КРАСНОЕ КАЛЕНИЕ Черный ворон, я не твой! - стр. 10
« … передай платок кровавый
Милой любушке моей.
Скажи ей, вояка бравый
Там женился на другой…»
– Гришка! Григорий, твою мать!.. – голос гармонии резко обрывается, слышно, как ее грубо сложили и поставили на табурет. Гриня, кривя тонкие губы в чуть заметной ухмылочке, возникает в проеме двери, застыв вразвалочку.
-Та тута я… Тут! Слухаю, Борис Мокеич!
– Вот што… – Комсвокор украдкой, чтоб часом ординарец не заметил, смахивает носовым платком кровавую юшку с углов сухих подрагивающих губ, аккуратно складывает платок и прячет его в боковой карман новенького английского френча, – скоро должон прибыть Сенька Буденный… Приберитесь тут, а то развели срач… Я подремаю малость, а ты, как Семен заявится, свистни… И прекратите там эту тоску играть… И так душа свербит, как старый устюк в глазу.
Только, согнувшись, отвернулся к стене, за окошком раздался тупой топот многих конских копыт по мерзлой земле и приветливое фырканье лошадей, почуявших жилье, стойло и сено.

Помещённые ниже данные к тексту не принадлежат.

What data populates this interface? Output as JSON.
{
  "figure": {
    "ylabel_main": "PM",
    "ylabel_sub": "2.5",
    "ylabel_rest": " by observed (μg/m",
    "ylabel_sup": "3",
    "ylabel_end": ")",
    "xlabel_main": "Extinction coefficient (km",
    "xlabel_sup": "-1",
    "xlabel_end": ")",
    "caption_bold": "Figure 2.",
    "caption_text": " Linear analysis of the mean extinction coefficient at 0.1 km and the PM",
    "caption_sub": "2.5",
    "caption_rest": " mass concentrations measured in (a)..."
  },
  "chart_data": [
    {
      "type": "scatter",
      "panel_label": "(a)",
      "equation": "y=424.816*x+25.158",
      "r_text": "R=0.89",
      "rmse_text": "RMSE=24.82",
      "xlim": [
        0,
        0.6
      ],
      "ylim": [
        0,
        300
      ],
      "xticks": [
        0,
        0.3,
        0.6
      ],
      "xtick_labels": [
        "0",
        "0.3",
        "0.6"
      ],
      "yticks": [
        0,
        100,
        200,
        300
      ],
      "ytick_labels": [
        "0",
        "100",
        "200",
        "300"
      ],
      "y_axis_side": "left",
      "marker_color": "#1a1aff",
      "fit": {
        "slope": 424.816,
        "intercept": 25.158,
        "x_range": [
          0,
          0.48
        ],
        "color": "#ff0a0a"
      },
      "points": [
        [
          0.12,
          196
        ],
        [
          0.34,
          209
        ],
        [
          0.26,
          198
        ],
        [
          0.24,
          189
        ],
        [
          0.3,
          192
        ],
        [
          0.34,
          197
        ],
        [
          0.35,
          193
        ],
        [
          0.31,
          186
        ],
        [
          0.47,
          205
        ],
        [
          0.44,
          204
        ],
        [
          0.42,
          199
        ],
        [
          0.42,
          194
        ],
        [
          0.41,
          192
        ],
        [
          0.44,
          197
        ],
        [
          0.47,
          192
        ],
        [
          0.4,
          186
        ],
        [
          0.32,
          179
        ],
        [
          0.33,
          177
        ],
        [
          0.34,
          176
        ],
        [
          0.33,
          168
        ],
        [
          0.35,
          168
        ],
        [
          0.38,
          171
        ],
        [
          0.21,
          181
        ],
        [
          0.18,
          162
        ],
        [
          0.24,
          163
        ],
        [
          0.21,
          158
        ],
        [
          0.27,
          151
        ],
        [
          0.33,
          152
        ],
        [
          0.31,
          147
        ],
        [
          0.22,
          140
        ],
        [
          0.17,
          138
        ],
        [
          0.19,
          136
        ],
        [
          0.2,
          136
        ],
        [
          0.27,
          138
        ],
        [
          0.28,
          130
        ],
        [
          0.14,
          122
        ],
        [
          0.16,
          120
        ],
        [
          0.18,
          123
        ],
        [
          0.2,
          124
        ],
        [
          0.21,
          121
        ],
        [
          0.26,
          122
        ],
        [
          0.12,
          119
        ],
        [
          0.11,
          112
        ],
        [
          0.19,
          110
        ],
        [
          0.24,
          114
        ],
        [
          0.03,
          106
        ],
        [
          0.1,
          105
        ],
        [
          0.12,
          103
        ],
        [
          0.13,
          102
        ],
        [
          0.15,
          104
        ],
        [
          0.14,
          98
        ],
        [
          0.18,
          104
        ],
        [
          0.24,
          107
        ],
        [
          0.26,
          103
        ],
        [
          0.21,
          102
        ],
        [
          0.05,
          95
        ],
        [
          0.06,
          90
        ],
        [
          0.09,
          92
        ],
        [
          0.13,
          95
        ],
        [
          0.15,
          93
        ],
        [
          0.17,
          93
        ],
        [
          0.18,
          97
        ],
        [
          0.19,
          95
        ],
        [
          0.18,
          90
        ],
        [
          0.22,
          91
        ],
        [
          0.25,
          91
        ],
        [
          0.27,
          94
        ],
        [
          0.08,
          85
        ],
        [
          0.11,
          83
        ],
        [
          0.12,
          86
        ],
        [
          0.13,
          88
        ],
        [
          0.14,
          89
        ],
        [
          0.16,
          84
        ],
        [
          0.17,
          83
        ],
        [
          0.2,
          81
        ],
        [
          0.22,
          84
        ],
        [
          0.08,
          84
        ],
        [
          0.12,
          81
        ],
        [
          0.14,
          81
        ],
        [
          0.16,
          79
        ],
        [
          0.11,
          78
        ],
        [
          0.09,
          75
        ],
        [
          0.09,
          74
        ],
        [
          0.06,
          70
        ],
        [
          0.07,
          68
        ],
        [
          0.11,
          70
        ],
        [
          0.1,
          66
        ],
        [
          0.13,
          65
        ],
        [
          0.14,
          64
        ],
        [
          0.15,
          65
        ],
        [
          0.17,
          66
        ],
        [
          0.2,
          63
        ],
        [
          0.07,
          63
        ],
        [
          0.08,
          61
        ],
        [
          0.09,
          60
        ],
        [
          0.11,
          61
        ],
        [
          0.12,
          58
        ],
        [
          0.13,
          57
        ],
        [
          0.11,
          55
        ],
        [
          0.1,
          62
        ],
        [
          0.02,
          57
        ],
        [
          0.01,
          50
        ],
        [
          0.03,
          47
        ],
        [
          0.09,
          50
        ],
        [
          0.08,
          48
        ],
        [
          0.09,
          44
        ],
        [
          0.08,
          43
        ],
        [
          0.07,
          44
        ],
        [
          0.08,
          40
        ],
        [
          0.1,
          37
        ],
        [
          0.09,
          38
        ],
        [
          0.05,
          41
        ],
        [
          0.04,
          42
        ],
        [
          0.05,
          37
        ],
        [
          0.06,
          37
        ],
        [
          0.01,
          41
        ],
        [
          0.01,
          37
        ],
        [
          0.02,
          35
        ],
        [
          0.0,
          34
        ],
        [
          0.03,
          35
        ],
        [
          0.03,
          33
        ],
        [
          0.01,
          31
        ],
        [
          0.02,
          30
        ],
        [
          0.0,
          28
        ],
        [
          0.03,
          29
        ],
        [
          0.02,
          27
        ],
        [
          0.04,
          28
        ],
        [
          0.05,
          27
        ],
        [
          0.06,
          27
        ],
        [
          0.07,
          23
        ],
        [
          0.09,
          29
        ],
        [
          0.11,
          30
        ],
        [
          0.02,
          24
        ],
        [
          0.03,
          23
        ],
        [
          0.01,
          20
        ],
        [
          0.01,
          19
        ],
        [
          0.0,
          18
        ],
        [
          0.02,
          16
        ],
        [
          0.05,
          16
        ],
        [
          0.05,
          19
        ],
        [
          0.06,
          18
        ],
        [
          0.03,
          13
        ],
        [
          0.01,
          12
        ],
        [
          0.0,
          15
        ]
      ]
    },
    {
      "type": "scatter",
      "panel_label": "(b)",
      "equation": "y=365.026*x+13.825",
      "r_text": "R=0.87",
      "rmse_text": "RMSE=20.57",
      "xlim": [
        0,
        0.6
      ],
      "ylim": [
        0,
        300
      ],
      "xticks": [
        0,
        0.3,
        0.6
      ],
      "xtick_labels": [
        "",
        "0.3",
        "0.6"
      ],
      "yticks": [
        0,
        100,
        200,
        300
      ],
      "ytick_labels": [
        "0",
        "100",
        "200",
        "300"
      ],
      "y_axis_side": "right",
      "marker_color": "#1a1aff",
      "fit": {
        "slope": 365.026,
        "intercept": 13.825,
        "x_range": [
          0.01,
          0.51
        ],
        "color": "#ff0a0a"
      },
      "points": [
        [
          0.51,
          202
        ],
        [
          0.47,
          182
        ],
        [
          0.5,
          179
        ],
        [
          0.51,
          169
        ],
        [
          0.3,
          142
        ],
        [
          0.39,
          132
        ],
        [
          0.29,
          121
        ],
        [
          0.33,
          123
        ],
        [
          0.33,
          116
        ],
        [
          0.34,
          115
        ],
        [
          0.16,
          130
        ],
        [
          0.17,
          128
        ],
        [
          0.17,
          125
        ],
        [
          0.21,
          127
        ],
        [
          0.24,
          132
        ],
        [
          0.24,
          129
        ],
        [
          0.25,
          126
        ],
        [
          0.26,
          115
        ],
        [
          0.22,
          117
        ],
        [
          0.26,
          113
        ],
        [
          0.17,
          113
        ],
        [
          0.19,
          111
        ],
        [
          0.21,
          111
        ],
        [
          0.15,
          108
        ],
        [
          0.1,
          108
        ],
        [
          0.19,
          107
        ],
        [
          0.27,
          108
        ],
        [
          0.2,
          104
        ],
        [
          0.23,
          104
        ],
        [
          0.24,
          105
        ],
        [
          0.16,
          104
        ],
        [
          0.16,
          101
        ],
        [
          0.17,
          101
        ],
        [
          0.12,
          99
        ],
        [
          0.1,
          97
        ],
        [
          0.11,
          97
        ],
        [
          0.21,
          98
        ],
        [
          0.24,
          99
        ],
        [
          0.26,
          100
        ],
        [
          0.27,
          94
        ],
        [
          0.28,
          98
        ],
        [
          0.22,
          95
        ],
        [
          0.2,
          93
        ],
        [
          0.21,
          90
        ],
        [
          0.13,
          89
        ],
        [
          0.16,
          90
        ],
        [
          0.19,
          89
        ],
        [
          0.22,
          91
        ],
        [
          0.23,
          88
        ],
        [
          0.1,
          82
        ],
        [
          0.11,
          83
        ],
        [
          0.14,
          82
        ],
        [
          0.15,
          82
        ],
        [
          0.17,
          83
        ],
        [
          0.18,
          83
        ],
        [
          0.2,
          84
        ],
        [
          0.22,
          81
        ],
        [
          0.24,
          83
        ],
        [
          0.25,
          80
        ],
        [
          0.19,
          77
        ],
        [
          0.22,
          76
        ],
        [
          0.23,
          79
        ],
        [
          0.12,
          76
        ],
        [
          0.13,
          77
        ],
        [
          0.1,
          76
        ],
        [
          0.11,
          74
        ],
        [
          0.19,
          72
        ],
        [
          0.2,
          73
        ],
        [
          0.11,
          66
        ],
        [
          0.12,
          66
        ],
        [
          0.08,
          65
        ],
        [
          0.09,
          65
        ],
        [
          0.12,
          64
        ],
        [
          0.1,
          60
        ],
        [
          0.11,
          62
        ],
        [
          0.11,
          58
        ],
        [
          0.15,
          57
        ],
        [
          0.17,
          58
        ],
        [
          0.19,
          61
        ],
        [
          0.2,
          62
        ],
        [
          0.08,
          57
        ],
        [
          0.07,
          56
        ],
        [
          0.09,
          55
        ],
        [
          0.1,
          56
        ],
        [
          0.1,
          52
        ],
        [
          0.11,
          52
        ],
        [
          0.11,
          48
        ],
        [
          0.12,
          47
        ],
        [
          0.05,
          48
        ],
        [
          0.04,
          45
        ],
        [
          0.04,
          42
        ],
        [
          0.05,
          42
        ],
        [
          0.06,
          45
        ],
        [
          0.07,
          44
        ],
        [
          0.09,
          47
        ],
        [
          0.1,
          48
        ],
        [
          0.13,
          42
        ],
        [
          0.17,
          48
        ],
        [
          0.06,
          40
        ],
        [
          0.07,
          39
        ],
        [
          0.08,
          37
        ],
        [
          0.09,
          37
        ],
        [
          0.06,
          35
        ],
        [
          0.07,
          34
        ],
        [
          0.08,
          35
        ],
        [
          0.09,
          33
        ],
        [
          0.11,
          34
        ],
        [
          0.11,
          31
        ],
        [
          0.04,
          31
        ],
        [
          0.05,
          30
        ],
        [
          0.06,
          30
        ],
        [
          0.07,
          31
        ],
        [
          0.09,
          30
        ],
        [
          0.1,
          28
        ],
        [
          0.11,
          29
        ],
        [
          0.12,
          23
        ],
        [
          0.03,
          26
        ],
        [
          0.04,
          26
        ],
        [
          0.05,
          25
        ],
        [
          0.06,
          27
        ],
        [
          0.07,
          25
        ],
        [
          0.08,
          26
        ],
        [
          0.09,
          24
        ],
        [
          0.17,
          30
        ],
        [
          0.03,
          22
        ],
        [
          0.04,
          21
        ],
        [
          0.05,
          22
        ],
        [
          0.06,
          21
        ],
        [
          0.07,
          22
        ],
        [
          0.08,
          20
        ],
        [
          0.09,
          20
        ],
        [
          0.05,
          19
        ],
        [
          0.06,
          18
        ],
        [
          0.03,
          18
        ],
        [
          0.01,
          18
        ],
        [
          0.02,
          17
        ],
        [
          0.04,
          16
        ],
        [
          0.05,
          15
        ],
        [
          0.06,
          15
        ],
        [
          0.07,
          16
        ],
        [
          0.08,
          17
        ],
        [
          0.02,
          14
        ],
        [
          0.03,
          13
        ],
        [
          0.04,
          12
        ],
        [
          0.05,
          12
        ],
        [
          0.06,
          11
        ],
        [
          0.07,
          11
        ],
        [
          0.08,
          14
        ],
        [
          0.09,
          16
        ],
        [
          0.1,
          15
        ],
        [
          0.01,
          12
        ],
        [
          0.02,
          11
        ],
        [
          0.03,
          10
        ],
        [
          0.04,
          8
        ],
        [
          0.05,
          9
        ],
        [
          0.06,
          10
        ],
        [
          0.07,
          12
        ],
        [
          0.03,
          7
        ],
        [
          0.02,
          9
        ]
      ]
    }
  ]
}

Сел на кровати, кривясь и скрипя зубами.
«Э-эх!! …Яб-ло-чко!
Да на тарелочке!
На-доела мне жена,
Пой-ду к де-воч-ке!
Ха-ха-ха!.. Эх!
…Эх! Яб-лоч-ко, куда ты ко-о-о-тишь-ся!
В Вэ-че-ка по-па-дешь!
Не воро-о-тишь-ся-я!» -лихо засмеялся за дверями кто-то другой, не Гриня.
– Гришка! Мать твою… На всю дивизию!
– Да тута я, Мокеич, тута! – Гриня бережно накидывает на узкие плечи Комсвокора теплый английский бушлат, – я-то им што… Рот гранатой рази заткнуть… Тоскують, сволочи!..
– Ты мне молодку… Обещался к вечеру… раздобыть, – Мокеич отвернулся к набеленной стене, – для сугреву… Души и тела?..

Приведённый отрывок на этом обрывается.